Some, but not all, MDR modulator trials in patients with AML have suggested benefit from this strategy. Initial phase I/II trials suggested that cyclosporine was useful for resistant AML patients [15,17,24]. However, a phase III study from Cancer and Leukemia Group B using valspodar plus chemotherapy versus chemotherapy alone in elderly de novo AML, wherein the chemotherapy drug doses were not modified in the valspodar arm, was closed early as a result of excessive toxicity and did not show improvement in response rates or survival [47]. A recent phase I/II trial using valspodar plus daunorubicin and cytarabine in refractory/relapsed AML also did not show encouraging effectiveness of this drug combination (23% CR rate) [48]. A phase III trial from France using chemotherapy plus quinine as the MDR-1 modulator for treating patients with high-risk MDS showed benefit of the added modulator for treating MDR-1 positive patients [49]. Our study included too few high-risk MDS patients (16 individuals) to comment on the relative efficacy of PSC-MEC in this patient group.

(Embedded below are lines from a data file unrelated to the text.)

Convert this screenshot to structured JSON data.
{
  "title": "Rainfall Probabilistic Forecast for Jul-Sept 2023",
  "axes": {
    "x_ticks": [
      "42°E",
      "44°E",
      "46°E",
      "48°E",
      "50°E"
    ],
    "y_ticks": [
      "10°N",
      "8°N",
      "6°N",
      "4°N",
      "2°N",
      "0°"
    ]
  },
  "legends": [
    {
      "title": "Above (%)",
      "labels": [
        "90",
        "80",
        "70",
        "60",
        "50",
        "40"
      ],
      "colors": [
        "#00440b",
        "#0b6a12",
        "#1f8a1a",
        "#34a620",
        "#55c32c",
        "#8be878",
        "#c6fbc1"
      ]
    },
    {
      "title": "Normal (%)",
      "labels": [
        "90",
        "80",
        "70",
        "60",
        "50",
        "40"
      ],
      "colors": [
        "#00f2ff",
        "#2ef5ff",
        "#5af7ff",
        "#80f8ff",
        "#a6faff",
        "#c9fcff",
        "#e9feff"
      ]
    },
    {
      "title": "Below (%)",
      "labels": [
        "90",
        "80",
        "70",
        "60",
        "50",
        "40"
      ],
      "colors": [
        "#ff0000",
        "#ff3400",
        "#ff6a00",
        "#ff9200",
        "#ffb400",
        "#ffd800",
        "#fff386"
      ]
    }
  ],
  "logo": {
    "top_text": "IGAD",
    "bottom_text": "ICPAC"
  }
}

Empirical dose reductions for mitoxantrone and etoposide were employed in our study, based on previous observations of drug interactions. Our population PK analysis showed a similar reduction in mitoxantrone and etoposide clearance during valspodar treatment (Table 8). Despite the prescribed dose reductions in the PSC-MEC arm, we observed a significant increase of 30% in drug exposure (AUC) for mitoxantrone in the experimental arm, and a significant decrease of 16% in AUC for etoposide (Table 8). The net result clinically showed no essential difference in toxicity, or likely in efficacy, in the two arms.

Although studies have demonstrated blockade of MDR-1 in vivo and in vitro with MDR modulating agents, it is likely that multiple other mechanisms exist in our AML and MDS patients, which contributed to their clinical chemotherapeutic resistance [50,51]. These resistance mechanisms include extracellular (eg, drug pharmacokinetics, distribution) or intratumor cell derangements. Representative of abnormal intratumoral transmembrane transport occurring in such cells is the overexpression of members of a super-family of transport proteins (including MDR-1, LRP, and MRP-1) which extrude a variety of cytotoxic drugs often used for therapy [52] and sub-optimal inhibition of P-gp function in vivo.

The study reported here shows that the MDR-modulating agent valspodar did not improve responses in poor-risk AML patients treated with chemotherapy. Future studies, including those without pharmacokinetic interactions for the chemotherapy drugs [53], will need to define the presence of specific resistance mechanisms in specific subtypes of AML and to then target these lesions more comprehensively than the single agent approaches currently being used.